左:0.7nmradモード、右:2.2nmradモード

図3:リング平面図

審査要旨 要旨を表示する

 本論文は、第3世代の放射光源用として30m級の長いアンジュレータが挿入可能な加速器の設計研究を記述したものである。その結果は東京大学柏キャンパスに建設されるSuper SOR Ringに適用される予定になっている。第1章では既存の放射光源のまとめ、本加速器の設計目標の記述を行い、第2章ではノーマルセル構造の設計、第3章では直線部の設計が説明されている。以下、第4章で磁石誤差の効果、第5章で挿入光源による軌道への効果、第6章でその他の問題が議論されている。全体の結論は第7章にまとめられている。

 最近の放射光光源は高輝度の要請のために極めて小さなエミッタンスを目標とするようになっている。その際問題になるのは、どのようにして設計上の小さなエミッタンスを得るか、パンチ内散乱によるビーム寿命減少を避けるための大きな力学口径を得られるか、各種の誤差にどう対処するか、というような点である。

 設計上の小さなエミッタンスに関しては、本論文はいわゆるTME(Theoretical Minimum Emittance)の構造を採用することで、従来のものより小さいエミッタンスを得ている。既存の放射光用加速器にはChasmann-Green構造が多いが、これは多数の無分散直線部を作れる利点をもつ一方、エミッタンスはTME構造より大きい。Super SOR Ringでは長いアンジュレータの挿入が最も重要な点であり、曲線部の多数の挿入装置は必要ない。これがTMEを採用する動機である。TMEの概念そのものは以前からあるが、これによって建設された放射光源はまだ存在しない。

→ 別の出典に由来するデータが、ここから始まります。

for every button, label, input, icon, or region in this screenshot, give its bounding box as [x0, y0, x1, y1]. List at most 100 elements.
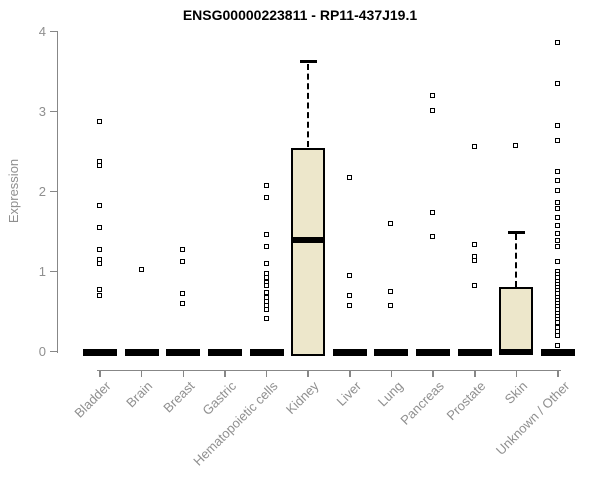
outlier-point: [263, 307, 269, 313]
x-axis-label: Hematopoietic cells: [190, 378, 281, 469]
outlier-point: [555, 137, 561, 143]
x-axis-label: Bladder: [71, 378, 114, 421]
outlier-point: [97, 163, 102, 169]
outlier-point: [346, 293, 352, 298]
outlier-point: [180, 301, 186, 306]
x-tick: [99, 369, 101, 377]
outlier-point: [97, 247, 102, 253]
x-tick: [474, 369, 476, 377]
outlier-point: [263, 270, 269, 276]
outlier-point: [555, 122, 561, 128]
y-tick: [50, 350, 57, 353]
outlier-point: [555, 188, 561, 194]
outlier-point: [263, 289, 269, 295]
outlier-point: [263, 282, 269, 288]
outlier-point: [346, 302, 352, 308]
outlier-point: [97, 158, 102, 164]
outlier-point: [471, 241, 477, 247]
y-tick: [50, 110, 57, 113]
outlier-point: [555, 333, 561, 338]
x-axis-label: Kidney: [283, 378, 323, 418]
x-axis-label: Breast: [160, 378, 198, 416]
outlier-point: [263, 244, 269, 250]
outlier-point: [555, 244, 561, 250]
outlier-point: [180, 290, 186, 296]
outlier-point: [555, 259, 561, 265]
outlier-point: [555, 205, 561, 211]
y-tick: [50, 30, 57, 33]
outlier-point: [555, 81, 561, 86]
outlier-point: [138, 267, 144, 273]
outlier-point: [263, 232, 269, 238]
x-tick: [307, 369, 309, 377]
boxplot-box: [291, 147, 326, 356]
y-tick-label: 4: [38, 24, 46, 39]
outlier-point: [97, 287, 102, 293]
outlier-point: [97, 225, 102, 230]
x-tick: [265, 369, 268, 377]
outlier-point: [180, 258, 186, 264]
x-axis-label: Unknown / Other: [492, 378, 572, 458]
outlier-point: [97, 118, 102, 124]
outlier-point: [97, 293, 102, 298]
collapsed-boxplot: [124, 348, 159, 356]
x-tick: [349, 369, 351, 377]
outlier-point: [471, 257, 477, 263]
outlier-point: [346, 174, 352, 180]
y-tick-label: 1: [38, 264, 46, 279]
y-tick: [50, 270, 57, 273]
x-axis-line: [97, 369, 561, 371]
outlier-point: [555, 177, 561, 183]
outlier-point: [430, 108, 436, 114]
collapsed-boxplot: [332, 348, 367, 356]
boxplot-median: [499, 348, 534, 355]
outlier-point: [430, 233, 436, 239]
boxplot-whisker: [515, 234, 518, 287]
outlier-point: [555, 40, 561, 46]
collapsed-boxplot: [207, 348, 242, 356]
outlier-point: [555, 230, 561, 236]
y-tick: [50, 190, 57, 193]
outlier-point: [471, 144, 477, 150]
x-tick: [557, 369, 559, 377]
outlier-point: [388, 302, 394, 308]
collapsed-boxplot: [166, 348, 201, 356]
x-tick: [140, 369, 143, 377]
x-axis-label: Skin: [501, 378, 531, 407]
outlier-point: [555, 237, 561, 243]
boxplot-box: [499, 286, 534, 356]
outlier-point: [471, 283, 477, 289]
y-axis-line: [56, 31, 58, 353]
x-tick: [390, 369, 393, 377]
x-axis-label: Prostate: [443, 378, 489, 424]
outlier-point: [263, 195, 269, 201]
collapsed-boxplot: [374, 348, 409, 356]
y-tick-label: 0: [38, 344, 46, 359]
chart-title: ENSG00000223811 - RP11-437J19.1: [182, 7, 418, 23]
outlier-point: [513, 143, 519, 149]
outlier-point: [388, 289, 394, 294]
outlier-point: [555, 200, 561, 206]
outlier-point: [263, 261, 269, 266]
outlier-point: [263, 302, 269, 308]
outlier-point: [388, 221, 394, 226]
collapsed-boxplot: [416, 348, 451, 356]
x-axis-label: Brain: [123, 378, 156, 411]
x-tick: [182, 369, 185, 377]
outlier-point: [263, 316, 269, 322]
outlier-point: [555, 342, 561, 348]
x-axis-label: Lung: [374, 378, 406, 410]
collapsed-boxplot: [541, 348, 576, 356]
outlier-point: [97, 202, 102, 208]
boxplot-median: [291, 236, 326, 243]
y-tick-label: 2: [38, 184, 46, 199]
outlier-point: [555, 320, 561, 326]
outlier-point: [346, 273, 352, 278]
outlier-point: [97, 261, 102, 266]
x-tick: [515, 369, 518, 377]
boxplot-whisker: [307, 63, 310, 148]
y-tick-label: 3: [38, 104, 46, 119]
x-tick: [432, 369, 434, 377]
collapsed-boxplot: [249, 348, 284, 356]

 大きな力学口径を得るという問題に関しては、本論文は、曲線部に高い対称性をもたせて問題となる共鳴線の数を減らすこと、挿入光源を含む直線部がこれを乱さないように、かつ非線形効果に対して透明になるように設計する、という理念で解決している。具体的には、直線部の位相の進みを360度の整数倍乃至半整数倍にすることにより、6極磁石の非線形効果に対し、直線部を透明にしている。これにより、直線部を含むリング全体が6極磁石の効果も含めて、24回対称性をもつように設計されている。目標とするエミッタンスが微小になるにつれて、パンチ内散乱によるビーム寿命減少は深刻になり、要求される力学口径は非常に大きくなるが、上記の設計方針により十分な値を得ている。放射光源における対称性および透明性の方法は新しいものであり、これが本論文の中心的なテーマである。透明性は厳密には設計エネルギーからずれた粒子に対しては成り立っていないが、この効果が許容範囲内であることを、計算機によるビームトラッキングで確かめている。挿入光源自身による同様な問題も計算機プログラムを開発し既存のプログラムに接続して計算している。挿入光源の正確な磁場を取り入れる点に関してはさらに研究の余地がある。

 磁石誤差に関しては、同様に、対称性・透明性を回復するという理念による軌道補正アルゴリズムを提案しており、これも本論文の新しい点である。これは、通常行なわれる閉軌道および軌道分散の補正に加えて、ベータ関数を測定しそのゆがみを補正することで対称性・透明性を回復するものであり、これにより誤差のない場合に近い力学口径を得ている。

 対称性・透明性の重視は応用範囲が広く、これから建設される各種の加速器に用いられる可能性がある。

 なお、本論文の第2・3・5章は、佐藤政則、高木宏之、小関忠、中村典雄、神谷幸秀、小林幸則各氏との共同研究であるが、論文提出者が主体となって分析・検証を行なったもので、論文提出者の寄与が十分であると判断する。

 したがって、博士(理学)の学位を授与できると認める。